Tillmans’s outspoken position on Britain’s EU referendum may be his most high-profile foray into political terrain, but it is by no means his first. In the same year that he won the Turner Prize, he guest-edited a photo edition of The Big Issue, a U.K. publication that helps people out of poverty. “Magazines like The Big Issue can cross borders between communities and classes,” he wrote in the editorial.
The same concern with unity can be seen in his art and social work today. Tillmans runs the non-profit project space Between Bridges, founded in London in 2006 and now operating in Berlin. Between April and June last year, he opened its doors as a meeting place for coordinating responses to the growing refugee crisis and countering the rise of xenophobia.
Since 2005, Tillmans has been working on truth study center, an attempt to chart the spread of misinformation for political ends and our propensity to believe it. The latest incarnation of the project is on display at Tate Modern: a sprawling archive of psychological studies and newspaper clippings concerned with a phenomenon now popularly referred to as “post-truth.”
In the early stages of a U.S. administration for which facts are synonymous with bald ideological expediency, Tillmans’s turn as a citizen researcher is arguably more pertinent than it ever has been.
Over the years, Tillmans has been involved in numerous AIDS and HIV awareness-raising initiatives. In 2002, an AIDS memorial designed by Tillmans was unveiled in Munich. He modelled it on the blue, tiled columns in Sendlinger Tor station, an alighting point for the city’s gay and lesbian district.
An inscription on the column commemorates the extensive network of people affected: “AIDS/ den Toten/ den Infizierten/ ihren Freunden/ ihren Familien/ 1981 bis heute” (AIDS/ The dead/ The infected/ Their friends/ Their families/ 1981 to today).
Though his direct political engagement may seem poles apart from the subtle poetry of his better-known photography, the various aspects of Tillmans’s practice come together in his interest in community. It is a theme as prominent in the creation of public platforms and memorials as it is his approach to display.

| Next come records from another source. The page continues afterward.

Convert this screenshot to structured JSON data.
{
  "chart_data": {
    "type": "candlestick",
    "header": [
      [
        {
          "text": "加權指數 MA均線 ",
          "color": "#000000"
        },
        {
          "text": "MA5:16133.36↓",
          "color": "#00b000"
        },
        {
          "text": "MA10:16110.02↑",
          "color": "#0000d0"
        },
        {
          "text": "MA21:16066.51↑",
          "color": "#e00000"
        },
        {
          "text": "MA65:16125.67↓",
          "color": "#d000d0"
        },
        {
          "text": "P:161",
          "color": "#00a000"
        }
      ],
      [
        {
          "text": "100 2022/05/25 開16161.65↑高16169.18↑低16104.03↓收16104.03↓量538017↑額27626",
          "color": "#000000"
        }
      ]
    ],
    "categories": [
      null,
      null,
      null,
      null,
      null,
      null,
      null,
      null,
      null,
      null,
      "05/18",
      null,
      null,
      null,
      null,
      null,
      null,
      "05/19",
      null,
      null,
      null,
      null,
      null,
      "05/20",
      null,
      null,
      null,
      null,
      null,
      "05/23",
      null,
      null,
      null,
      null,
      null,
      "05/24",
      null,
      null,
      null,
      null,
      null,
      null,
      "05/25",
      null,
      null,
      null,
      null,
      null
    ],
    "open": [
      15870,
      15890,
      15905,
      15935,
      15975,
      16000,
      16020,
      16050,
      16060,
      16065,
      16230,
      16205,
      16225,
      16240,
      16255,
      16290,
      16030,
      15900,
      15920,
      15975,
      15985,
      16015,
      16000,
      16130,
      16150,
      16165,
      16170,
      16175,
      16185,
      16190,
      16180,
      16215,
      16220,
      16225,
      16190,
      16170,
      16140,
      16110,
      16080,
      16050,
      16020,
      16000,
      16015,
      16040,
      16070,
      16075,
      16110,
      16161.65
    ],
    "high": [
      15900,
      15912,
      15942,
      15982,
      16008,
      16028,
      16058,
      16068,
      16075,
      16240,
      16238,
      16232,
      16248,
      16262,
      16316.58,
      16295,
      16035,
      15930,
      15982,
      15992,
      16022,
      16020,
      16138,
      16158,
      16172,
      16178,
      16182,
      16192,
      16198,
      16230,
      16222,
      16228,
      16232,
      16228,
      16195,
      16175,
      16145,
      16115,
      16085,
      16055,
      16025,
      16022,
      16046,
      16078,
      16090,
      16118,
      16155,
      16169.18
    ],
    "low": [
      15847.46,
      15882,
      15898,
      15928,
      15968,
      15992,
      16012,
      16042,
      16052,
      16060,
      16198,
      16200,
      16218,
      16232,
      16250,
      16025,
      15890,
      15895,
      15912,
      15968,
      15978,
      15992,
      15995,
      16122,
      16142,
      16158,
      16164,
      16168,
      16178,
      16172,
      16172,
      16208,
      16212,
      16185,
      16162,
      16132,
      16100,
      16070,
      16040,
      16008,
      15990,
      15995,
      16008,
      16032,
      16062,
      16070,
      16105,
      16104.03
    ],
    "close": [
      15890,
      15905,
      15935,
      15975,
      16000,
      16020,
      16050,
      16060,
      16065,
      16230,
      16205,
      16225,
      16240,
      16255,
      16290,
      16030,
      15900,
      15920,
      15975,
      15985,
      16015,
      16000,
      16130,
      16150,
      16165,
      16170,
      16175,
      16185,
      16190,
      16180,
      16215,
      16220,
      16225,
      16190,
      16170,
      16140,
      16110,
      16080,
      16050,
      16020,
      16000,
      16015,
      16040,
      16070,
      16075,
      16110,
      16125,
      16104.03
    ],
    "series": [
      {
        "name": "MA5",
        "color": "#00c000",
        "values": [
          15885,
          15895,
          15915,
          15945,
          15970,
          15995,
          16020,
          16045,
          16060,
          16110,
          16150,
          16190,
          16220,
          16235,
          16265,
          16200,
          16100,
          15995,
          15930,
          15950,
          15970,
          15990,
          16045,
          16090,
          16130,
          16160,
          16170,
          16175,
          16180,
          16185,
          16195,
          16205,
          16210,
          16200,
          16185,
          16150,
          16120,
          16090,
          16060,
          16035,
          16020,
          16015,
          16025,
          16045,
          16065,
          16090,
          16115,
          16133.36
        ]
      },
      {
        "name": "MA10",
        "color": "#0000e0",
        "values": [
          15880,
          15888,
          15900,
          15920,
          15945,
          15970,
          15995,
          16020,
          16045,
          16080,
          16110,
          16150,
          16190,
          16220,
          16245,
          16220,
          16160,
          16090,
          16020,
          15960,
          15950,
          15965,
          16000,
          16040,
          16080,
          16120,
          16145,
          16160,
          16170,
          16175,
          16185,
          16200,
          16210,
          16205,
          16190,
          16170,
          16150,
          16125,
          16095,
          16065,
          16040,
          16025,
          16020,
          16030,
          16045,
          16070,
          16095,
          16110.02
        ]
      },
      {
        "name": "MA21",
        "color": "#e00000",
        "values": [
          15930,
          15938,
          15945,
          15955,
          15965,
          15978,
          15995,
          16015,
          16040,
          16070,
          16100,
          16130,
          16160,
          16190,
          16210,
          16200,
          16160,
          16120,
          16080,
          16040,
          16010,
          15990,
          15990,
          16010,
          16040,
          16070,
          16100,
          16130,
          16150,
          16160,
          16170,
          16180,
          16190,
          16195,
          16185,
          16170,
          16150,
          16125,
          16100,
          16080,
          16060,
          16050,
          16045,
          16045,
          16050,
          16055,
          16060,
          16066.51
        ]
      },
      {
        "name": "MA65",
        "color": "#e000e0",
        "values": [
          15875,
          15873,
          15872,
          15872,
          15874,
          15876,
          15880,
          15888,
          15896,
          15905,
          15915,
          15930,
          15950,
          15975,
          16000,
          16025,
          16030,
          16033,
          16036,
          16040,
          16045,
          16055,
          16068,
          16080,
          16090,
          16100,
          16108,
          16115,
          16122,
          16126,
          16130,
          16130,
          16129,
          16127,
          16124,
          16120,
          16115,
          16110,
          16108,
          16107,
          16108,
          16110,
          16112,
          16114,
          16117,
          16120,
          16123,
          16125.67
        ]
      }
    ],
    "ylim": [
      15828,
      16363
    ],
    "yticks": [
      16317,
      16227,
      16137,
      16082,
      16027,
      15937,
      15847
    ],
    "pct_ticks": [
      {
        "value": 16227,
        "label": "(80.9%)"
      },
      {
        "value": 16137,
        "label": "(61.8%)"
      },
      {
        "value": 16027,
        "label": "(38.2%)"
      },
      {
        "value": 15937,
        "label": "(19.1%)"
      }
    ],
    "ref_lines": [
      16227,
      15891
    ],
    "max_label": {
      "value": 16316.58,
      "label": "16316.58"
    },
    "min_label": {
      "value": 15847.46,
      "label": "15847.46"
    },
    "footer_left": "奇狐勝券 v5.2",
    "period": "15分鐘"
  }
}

Typical of his style, photographs in “Wolfgang Tillmans: 2017” are presented in associative groups, so that the affinities between them are fundamental to the way we view any single frame. In one room at the Tate Modern, an image of a dust-covered car on a roadside in Jeddah, Saudi Arabia, keeps company with a four-foot-tall photograph of a weed growing through the cracks in Tillmans’s London garden.

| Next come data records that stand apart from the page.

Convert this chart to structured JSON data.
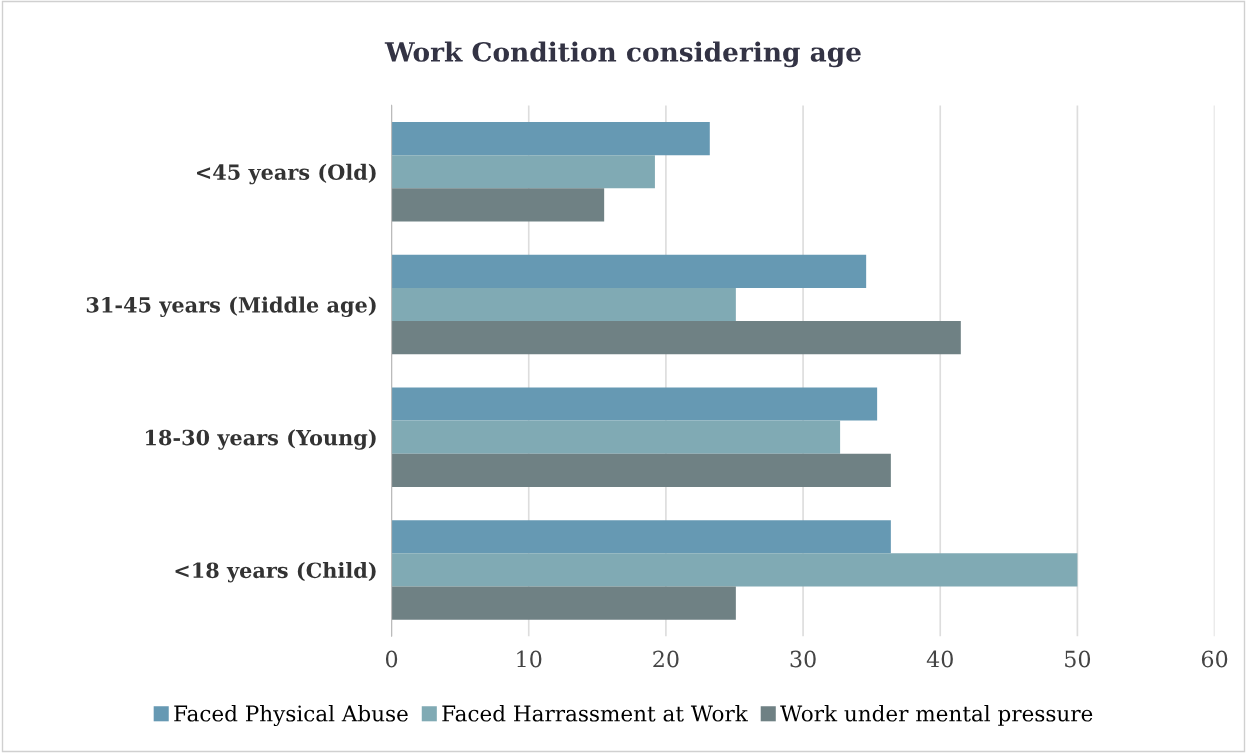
{
  "chart_data": {
    "type": "bar",
    "orientation": "horizontal",
    "title": "Work Condition considering age",
    "categories": [
      "<45 years (Old)",
      "31-45 years (Middle age)",
      "18-30 years (Young)",
      "<18 years (Child)"
    ],
    "series": [
      {
        "name": "Faced Physical Abuse",
        "color": "#6699b3",
        "values": [
          23.2,
          34.6,
          35.4,
          36.4
        ]
      },
      {
        "name": "Faced Harrassment at Work",
        "color": "#80aab4",
        "values": [
          19.2,
          25.1,
          32.7,
          50.0
        ]
      },
      {
        "name": "Work under mental pressure",
        "color": "#6f8184",
        "values": [
          15.5,
          41.5,
          36.4,
          25.1
        ]
      }
    ],
    "xlim": [
      0,
      60
    ],
    "xticks": [
      0,
      10,
      20,
      30,
      40,
      50,
      60
    ],
    "grid": "x",
    "legend": "bottom"
  }
}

Taken thousands of miles apart, they are united by an appreciation of fragility, and ideas of erosion, destruction, and regrowth—and are all the more affecting for the unexpectedness of their alliance.

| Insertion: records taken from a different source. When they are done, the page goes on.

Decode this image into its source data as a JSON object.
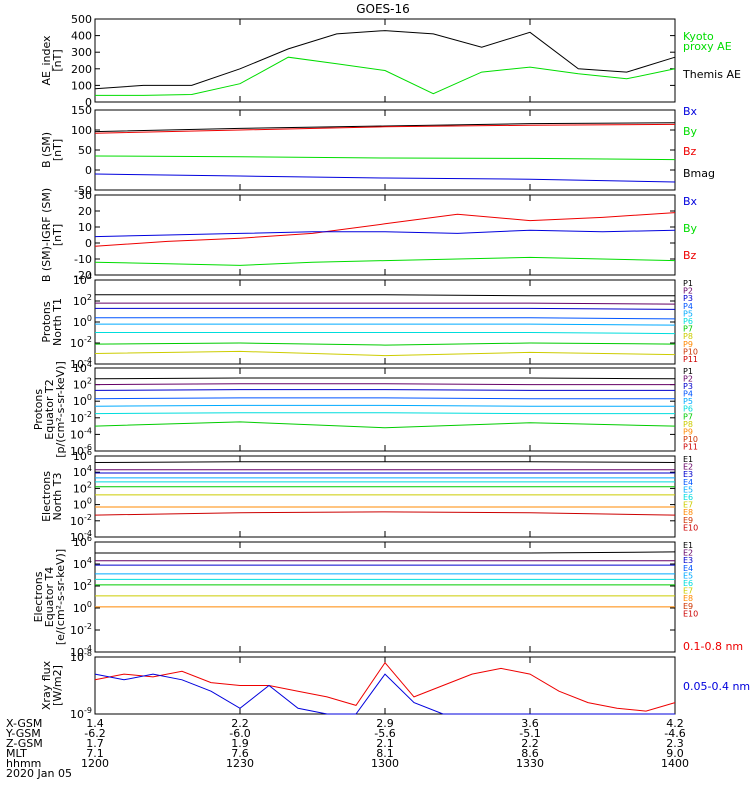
{
  "title": "GOES-16",
  "chart_data": [
    {
      "type": "line",
      "ylabel": "AE_index\n[nT]",
      "ylim": [
        0,
        500
      ],
      "yscale": "linear",
      "yticks": [
        0,
        100,
        200,
        300,
        400,
        500
      ],
      "x": [
        0,
        10,
        20,
        30,
        40,
        50,
        60,
        70,
        80,
        90,
        100,
        110,
        120
      ],
      "series": [
        {
          "name": "Themis AE",
          "color": "#000000",
          "values": [
            80,
            100,
            100,
            200,
            320,
            410,
            430,
            410,
            330,
            420,
            200,
            180,
            270
          ]
        },
        {
          "name": "Kyoto proxy AE",
          "color": "#00dd00",
          "values": [
            40,
            40,
            45,
            110,
            270,
            230,
            190,
            50,
            180,
            210,
            170,
            140,
            200
          ]
        }
      ],
      "legend": [
        {
          "label": "Kyoto",
          "color": "#00dd00"
        },
        {
          "label": "proxy AE",
          "color": "#00dd00"
        },
        {
          "label": "Themis AE",
          "color": "#000000"
        }
      ]
    },
    {
      "type": "line",
      "ylabel": "B (SM)\n[nT]",
      "ylim": [
        -50,
        150
      ],
      "yscale": "linear",
      "yticks": [
        -50,
        0,
        50,
        100,
        150
      ],
      "x": [
        0,
        30,
        60,
        90,
        120
      ],
      "series": [
        {
          "name": "Bmag",
          "color": "#000000",
          "values": [
            96,
            104,
            110,
            116,
            118
          ]
        },
        {
          "name": "Bz",
          "color": "#ee0000",
          "values": [
            92,
            100,
            108,
            112,
            114
          ]
        },
        {
          "name": "By",
          "color": "#00dd00",
          "values": [
            35,
            33,
            30,
            29,
            26
          ]
        },
        {
          "name": "Bx",
          "color": "#0000dd",
          "values": [
            -10,
            -15,
            -20,
            -23,
            -30
          ]
        }
      ],
      "legend": [
        {
          "label": "Bx",
          "color": "#0000dd"
        },
        {
          "label": "By",
          "color": "#00dd00"
        },
        {
          "label": "Bz",
          "color": "#ee0000"
        },
        {
          "label": "Bmag",
          "color": "#000000"
        }
      ]
    },
    {
      "type": "line",
      "ylabel": "B (SM)-IGRF (SM)\n[nT]",
      "ylim": [
        -20,
        30
      ],
      "yscale": "linear",
      "yticks": [
        -20,
        -10,
        0,
        10,
        20,
        30
      ],
      "x": [
        0,
        15,
        30,
        45,
        60,
        75,
        90,
        105,
        120
      ],
      "series": [
        {
          "name": "Bz",
          "color": "#ee0000",
          "values": [
            -2,
            1,
            3,
            6,
            12,
            18,
            14,
            16,
            19
          ]
        },
        {
          "name": "Bx",
          "color": "#0000dd",
          "values": [
            4,
            5,
            6,
            7,
            7,
            6,
            8,
            7,
            8
          ]
        },
        {
          "name": "By",
          "color": "#00dd00",
          "values": [
            -12,
            -13,
            -14,
            -12,
            -11,
            -10,
            -9,
            -10,
            -11
          ]
        }
      ],
      "legend": [
        {
          "label": "Bx",
          "color": "#0000dd"
        },
        {
          "label": "By",
          "color": "#00dd00"
        },
        {
          "label": "Bz",
          "color": "#ee0000"
        }
      ]
    },
    {
      "type": "line",
      "ylabel": "Protons\nNorth T1",
      "ylim": [
        -4,
        4
      ],
      "yscale": "log",
      "yticks": [
        -4,
        -2,
        0,
        2,
        4
      ],
      "x": [
        0,
        30,
        60,
        90,
        120
      ],
      "series": [
        {
          "name": "P1",
          "color": "#000000",
          "values": [
            2.6,
            2.6,
            2.6,
            2.5,
            2.5
          ]
        },
        {
          "name": "P2",
          "color": "#660066",
          "values": [
            1.8,
            1.8,
            1.8,
            1.8,
            1.7
          ]
        },
        {
          "name": "P3",
          "color": "#0000cc",
          "values": [
            1.3,
            1.3,
            1.3,
            1.3,
            1.2
          ]
        },
        {
          "name": "P4",
          "color": "#0055ff",
          "values": [
            0.4,
            0.4,
            0.4,
            0.4,
            0.3
          ]
        },
        {
          "name": "P5",
          "color": "#00aaff",
          "values": [
            -0.2,
            -0.2,
            -0.2,
            -0.2,
            -0.3
          ]
        },
        {
          "name": "P6",
          "color": "#00dddd",
          "values": [
            -1.0,
            -1.0,
            -1.0,
            -1.0,
            -1.1
          ]
        },
        {
          "name": "P7",
          "color": "#00cc00",
          "values": [
            -2.1,
            -2.0,
            -2.2,
            -2.0,
            -2.1
          ]
        },
        {
          "name": "P8",
          "color": "#cccc00",
          "values": [
            -3.0,
            -2.8,
            -3.2,
            -2.9,
            -3.1
          ]
        }
      ],
      "legend": [
        {
          "label": "P1",
          "color": "#000000"
        },
        {
          "label": "P2",
          "color": "#660066"
        },
        {
          "label": "P3",
          "color": "#0000cc"
        },
        {
          "label": "P4",
          "color": "#0055ff"
        },
        {
          "label": "P5",
          "color": "#00aaff"
        },
        {
          "label": "P6",
          "color": "#00dddd"
        },
        {
          "label": "P7",
          "color": "#00cc00"
        },
        {
          "label": "P8",
          "color": "#cccc00"
        },
        {
          "label": "P9",
          "color": "#ff8800"
        },
        {
          "label": "P10",
          "color": "#cc3300"
        },
        {
          "label": "P11",
          "color": "#cc0000"
        }
      ]
    },
    {
      "type": "line",
      "ylabel": "Protons\nEquator T2\n[p/(cm²-s-sr-keV)]",
      "ylim": [
        -6,
        4
      ],
      "yscale": "log",
      "yticks": [
        -6,
        -4,
        -2,
        0,
        2,
        4
      ],
      "x": [
        0,
        30,
        60,
        90,
        120
      ],
      "series": [
        {
          "name": "P1",
          "color": "#000000",
          "values": [
            2.7,
            2.8,
            2.8,
            2.8,
            2.7
          ]
        },
        {
          "name": "P2",
          "color": "#660066",
          "values": [
            2.0,
            2.1,
            2.1,
            2.0,
            2.0
          ]
        },
        {
          "name": "P3",
          "color": "#0000cc",
          "values": [
            1.3,
            1.4,
            1.4,
            1.3,
            1.3
          ]
        },
        {
          "name": "P4",
          "color": "#0055ff",
          "values": [
            0.3,
            0.4,
            0.4,
            0.3,
            0.3
          ]
        },
        {
          "name": "P5",
          "color": "#00aaff",
          "values": [
            -0.6,
            -0.5,
            -0.5,
            -0.6,
            -0.6
          ]
        },
        {
          "name": "P6",
          "color": "#00dddd",
          "values": [
            -1.5,
            -1.4,
            -1.4,
            -1.5,
            -1.5
          ]
        },
        {
          "name": "P7",
          "color": "#00cc00",
          "values": [
            -3.0,
            -2.5,
            -3.2,
            -2.6,
            -3.0
          ]
        }
      ],
      "legend": [
        {
          "label": "P1",
          "color": "#000000"
        },
        {
          "label": "P2",
          "color": "#660066"
        },
        {
          "label": "P3",
          "color": "#0000cc"
        },
        {
          "label": "P4",
          "color": "#0055ff"
        },
        {
          "label": "P5",
          "color": "#00aaff"
        },
        {
          "label": "P6",
          "color": "#00dddd"
        },
        {
          "label": "P7",
          "color": "#00cc00"
        },
        {
          "label": "P8",
          "color": "#cccc00"
        },
        {
          "label": "P9",
          "color": "#ff8800"
        },
        {
          "label": "P10",
          "color": "#cc3300"
        },
        {
          "label": "P11",
          "color": "#cc0000"
        }
      ]
    },
    {
      "type": "line",
      "ylabel": "Electrons\nNorth T3",
      "ylim": [
        -4,
        6
      ],
      "yscale": "log",
      "yticks": [
        -4,
        -2,
        0,
        2,
        4,
        6
      ],
      "x": [
        0,
        30,
        60,
        90,
        120
      ],
      "series": [
        {
          "name": "E1",
          "color": "#000000",
          "values": [
            5.2,
            5.3,
            5.3,
            5.3,
            5.2
          ]
        },
        {
          "name": "E2",
          "color": "#660066",
          "values": [
            4.3,
            4.3,
            4.3,
            4.3,
            4.3
          ]
        },
        {
          "name": "E3",
          "color": "#0000cc",
          "values": [
            3.9,
            3.9,
            3.9,
            3.9,
            3.9
          ]
        },
        {
          "name": "E4",
          "color": "#00aaff",
          "values": [
            3.3,
            3.3,
            3.3,
            3.3,
            3.3
          ]
        },
        {
          "name": "E5",
          "color": "#00dddd",
          "values": [
            2.8,
            2.8,
            2.8,
            2.8,
            2.8
          ]
        },
        {
          "name": "E6",
          "color": "#00cc00",
          "values": [
            2.2,
            2.2,
            2.2,
            2.2,
            2.2
          ]
        },
        {
          "name": "E7",
          "color": "#cccc00",
          "values": [
            1.2,
            1.2,
            1.2,
            1.2,
            1.2
          ]
        },
        {
          "name": "E8",
          "color": "#ff8800",
          "values": [
            -0.3,
            -0.3,
            -0.3,
            -0.3,
            -0.3
          ]
        },
        {
          "name": "E9",
          "color": "#cc0000",
          "values": [
            -1.3,
            -1.0,
            -0.9,
            -1.0,
            -1.3
          ]
        }
      ],
      "legend": [
        {
          "label": "E1",
          "color": "#000000"
        },
        {
          "label": "E2",
          "color": "#660066"
        },
        {
          "label": "E3",
          "color": "#0000cc"
        },
        {
          "label": "E4",
          "color": "#0055ff"
        },
        {
          "label": "E5",
          "color": "#00aaff"
        },
        {
          "label": "E6",
          "color": "#00dddd"
        },
        {
          "label": "E7",
          "color": "#cccc00"
        },
        {
          "label": "E8",
          "color": "#ff8800"
        },
        {
          "label": "E9",
          "color": "#cc3300"
        },
        {
          "label": "E10",
          "color": "#cc0000"
        }
      ]
    },
    {
      "type": "line",
      "ylabel": "Electrons\nEquator T4\n[e/(cm²-s-sr-keV)]",
      "ylim": [
        -4,
        6
      ],
      "yscale": "log",
      "yticks": [
        -4,
        -2,
        0,
        2,
        4,
        6
      ],
      "x": [
        0,
        30,
        60,
        90,
        120
      ],
      "series": [
        {
          "name": "E1",
          "color": "#000000",
          "values": [
            5.0,
            5.0,
            5.0,
            5.0,
            5.1
          ]
        },
        {
          "name": "E2",
          "color": "#660066",
          "values": [
            4.3,
            4.3,
            4.3,
            4.3,
            4.3
          ]
        },
        {
          "name": "E3",
          "color": "#0000cc",
          "values": [
            3.9,
            3.9,
            3.9,
            3.9,
            3.9
          ]
        },
        {
          "name": "E4",
          "color": "#00aaff",
          "values": [
            3.1,
            3.1,
            3.1,
            3.1,
            3.1
          ]
        },
        {
          "name": "E5",
          "color": "#00dddd",
          "values": [
            2.6,
            2.6,
            2.6,
            2.6,
            2.6
          ]
        },
        {
          "name": "E6",
          "color": "#00cc00",
          "values": [
            2.1,
            2.1,
            2.1,
            2.1,
            2.1
          ]
        },
        {
          "name": "E7",
          "color": "#cccc00",
          "values": [
            1.1,
            1.1,
            1.1,
            1.1,
            1.1
          ]
        },
        {
          "name": "E8",
          "color": "#ff8800",
          "values": [
            0.1,
            0.1,
            0.1,
            0.1,
            0.1
          ]
        }
      ],
      "legend": [
        {
          "label": "E1",
          "color": "#000000"
        },
        {
          "label": "E2",
          "color": "#660066"
        },
        {
          "label": "E3",
          "color": "#0000cc"
        },
        {
          "label": "E4",
          "color": "#0055ff"
        },
        {
          "label": "E5",
          "color": "#00aaff"
        },
        {
          "label": "E6",
          "color": "#00dddd"
        },
        {
          "label": "E7",
          "color": "#cccc00"
        },
        {
          "label": "E8",
          "color": "#ff8800"
        },
        {
          "label": "E9",
          "color": "#cc3300"
        },
        {
          "label": "E10",
          "color": "#cc0000"
        }
      ]
    },
    {
      "type": "line",
      "ylabel": "Xray flux\n[W/m2]",
      "ylim": [
        -9,
        -8
      ],
      "yscale": "log",
      "yticks": [
        -9,
        -8
      ],
      "x": [
        0,
        6,
        12,
        18,
        24,
        30,
        36,
        42,
        48,
        54,
        60,
        66,
        72,
        78,
        84,
        90,
        96,
        102,
        108,
        114,
        120
      ],
      "series": [
        {
          "name": "0.1-0.8 nm",
          "color": "#ee0000",
          "values": [
            -8.4,
            -8.3,
            -8.35,
            -8.25,
            -8.45,
            -8.5,
            -8.5,
            -8.6,
            -8.7,
            -8.85,
            -8.1,
            -8.7,
            -8.5,
            -8.3,
            -8.2,
            -8.3,
            -8.6,
            -8.8,
            -8.9,
            -8.95,
            -8.8
          ]
        },
        {
          "name": "0.05-0.4 nm",
          "color": "#0000dd",
          "values": [
            -8.3,
            -8.4,
            -8.3,
            -8.4,
            -8.6,
            -8.9,
            -8.5,
            -8.9,
            -9.0,
            -9.0,
            -8.3,
            -8.8,
            -9.0,
            -9.0,
            -9.0,
            -9.0,
            -9.0,
            -9.0,
            -9.0,
            -9.0,
            -9.0
          ]
        }
      ],
      "legend": [
        {
          "label": "0.1-0.8 nm",
          "color": "#ee0000"
        },
        {
          "label": "0.05-0.4 nm",
          "color": "#0000dd"
        }
      ]
    }
  ],
  "xaxis": {
    "ticks": [
      0,
      30,
      60,
      90,
      120
    ],
    "rows": [
      {
        "label": "X-GSM",
        "values": [
          "1.4",
          "2.2",
          "2.9",
          "3.6",
          "4.2"
        ]
      },
      {
        "label": "Y-GSM",
        "values": [
          "-6.2",
          "-6.0",
          "-5.6",
          "-5.1",
          "-4.6"
        ]
      },
      {
        "label": "Z-GSM",
        "values": [
          "1.7",
          "1.9",
          "2.1",
          "2.2",
          "2.3"
        ]
      },
      {
        "label": "MLT",
        "values": [
          "7.1",
          "7.6",
          "8.1",
          "8.6",
          "9.0"
        ]
      },
      {
        "label": "hhmm",
        "values": [
          "1200",
          "1230",
          "1300",
          "1330",
          "1400"
        ]
      }
    ],
    "date": "2020 Jan 05"
  }
}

Wolfgang Tillmans, Collum, 2011. © Wolfgang Tillmans. Courtesy of Tate Modern.
Wolfgang Tillmans, astro crusto, a, 2012. © Wolfgang Tillmans. Courtesy of Tate Modern.
The care with which Tillmans treats his subjects has long enamored him to audiences, and continues to set him apart from many of his contemporaries. He rose to prominence at i-D in the company of Juergen Teller and Terry Richardson, two all-star photographers whose signature styles are defined by high exposure and a brash, candid aesthetic. (Richardson is also known for repeated accusations of having sexually harassed models.)
In contrast, one of Tillmans’s photographs is exemplary of the artist’s acute sensitivity. In Collum (2011), a young man’s neck is shown close-up, his veins visible through milk-white skin. It captures a sense of tenderness and wonder: a photograph created with an eye for what the camera can give, rather than what it can take.